Questa piccola famiglia di insetti mostra una combinazione di caratteri morfologici che nel complesso la identifica facilmente distinguendola dagli altri Calcidoidei. Gli elementi morfologici più evidenti sono il corpo appiattito, la conformazione delle antenne, lo sviluppo trasversale dello scutello e del metanoto, l'area triangolare differenziata sul dorso del propodeo, il gastro sessile.

DescrizioneModifica

I Signiforidi hanno un corpo di piccole dimensioni (circa 1 mm), tozzo e compresso in senso dorso-ventrale, pressoché appiattito, di colore nero oppure giallastro con macchie brune, liscio.

Il capo porta antenne composte da 5-7 articoli, con funicolo assente o composto da 1-3 anelli e clava formata da un unico articolo indiviso. Il torace ha il metanoto e lo scutello marcatamente sviluppati trasversalmente e il propodeo che differenzia un'evidente area triangolare che può essere facilmente confusa con lo scutello. Le zampe hanno tarsi di 5 articoli, quelle medie hanno uno sperone all'estremità distale della tibia. Le ali sono prive di setole e frangiate ai margini. La vena marginale è poco allungata, in genere lunga quanto la stigmale.

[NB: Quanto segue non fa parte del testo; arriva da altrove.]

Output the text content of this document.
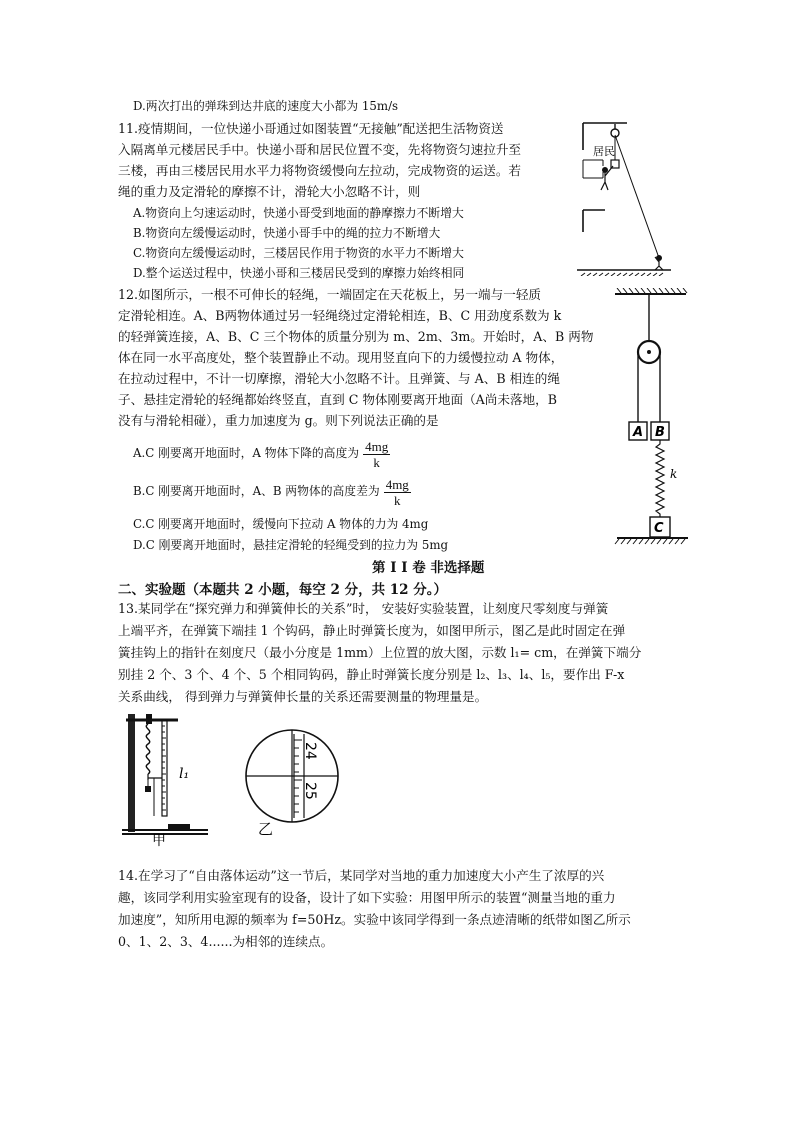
D.两次打出的弹珠到达井底的速度大小都为 15m/s
11.疫情期间，一位快递小哥通过如图装置“无接触”配送把生活物资送
入隔离单元楼居民手中。快递小哥和居民位置不变，先将物资匀速拉升至
三楼，再由三楼居民用水平力将物资缓慢向左拉动，完成物资的运送。若
绳的重力及定滑轮的摩擦不计，滑轮大小忽略不计，则
A.物资向上匀速运动时，快递小哥受到地面的静摩擦力不断增大
B.物资向左缓慢运动时，快递小哥手中的绳的拉力不断增大
C.物资向左缓慢运动时，三楼居民作用于物资的水平力不断增大
D.整个运送过程中，快递小哥和三楼居民受到的摩擦力始终相同
居民
12.如图所示，一根不可伸长的轻绳，一端固定在天花板上，另一端与一轻质
定滑轮相连。A、B两物体通过另一轻绳绕过定滑轮相连，B、C 用劲度系数为 k
的轻弹簧连接，A、B、C 三个物体的质量分别为 m、2m、3m。开始时，A、B 两物
体在同一水平高度处，整个装置静止不动。现用竖直向下的力缓慢拉动 A 物体，
在拉动过程中，不计一切摩擦，滑轮大小忽略不计。且弹簧、与 A、B 相连的绳
子、悬挂定滑轮的轻绳都始终竖直，直到 C 物体刚要离开地面（A尚未落地，B
没有与滑轮相碰），重力加速度为 g。则下列说法正确的是
A.C 刚要离开地面时，A 物体下降的高度为 $\frac{4mg}{k}$
B.C 刚要离开地面时，A、B 两物体的高度差为 $\frac{4mg}{k}$
C.C 刚要离开地面时，缓慢向下拉动 A 物体的力为 4mg
D.C 刚要离开地面时，悬挂定滑轮的轻绳受到的拉力为 5mg
A B
k
C
第 I I 卷 非选择题
二、实验题（本题共 2 小题，每空 2 分，共 12 分。）
13.某同学在“探究弹力和弹簧伸长的关系”时， 安装好实验装置，让刻度尺零刻度与弹簧
上端平齐，在弹簧下端挂 1 个钩码，静止时弹簧长度为，如图甲所示，图乙是此时固定在弹
簧挂钩上的指针在刻度尺（最小分度是 1mm）上位置的放大图，示数 l₁= cm，在弹簧下端分
别挂 2 个、3 个、4 个、5 个相同钩码，静止时弹簧长度分别是 l₂、l₃、l₄、l₅，要作出 F-x
关系曲线， 得到弹力与弹簧伸长量的关系还需要测量的物理量是。
l₁
甲
24
25
乙
14.在学习了“自由落体运动”这一节后，某同学对当地的重力加速度大小产生了浓厚的兴
趣，该同学利用实验室现有的设备，设计了如下实验：用图甲所示的装置“测量当地的重力
加速度”，知所用电源的频率为 f=50Hz。实验中该同学得到一条点迹清晰的纸带如图乙所示
0、1、2、3、4......为相邻的连续点。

L'addome ha un gastro decisamente sessile, con una larga base di raccordo al propodeo.

BiologiaModifica

I Signiforidi si comportano in generale come iperparassiti ectofagi o endofagi a spese di altri Calcidoidi oppure come parassiti primari di insetti fitofagi. Gli ospiti primari sono tipicamente Rincoti Omotteri (Diaspididae, Pseudococcidae, Aleyrodidae, Psyllidae) o, meno frequentemente, Ditteri.

SistematicaModifica

La sistematica dei Signiforidi ha subito diverse revisioni, anche recenti. In passato sono stati collocati, secondo il genere e l'autore, fra gli Encirtidi (Signiphora) e fra gli Eulofidi (Thysanus). In seguito i generi sono stati scorporati dalla precedente collocazione e inseriti in un unico taxon prima come sottofamiglia degli Encirtidi, poi come famiglia distinta con il nome di Thysanidae.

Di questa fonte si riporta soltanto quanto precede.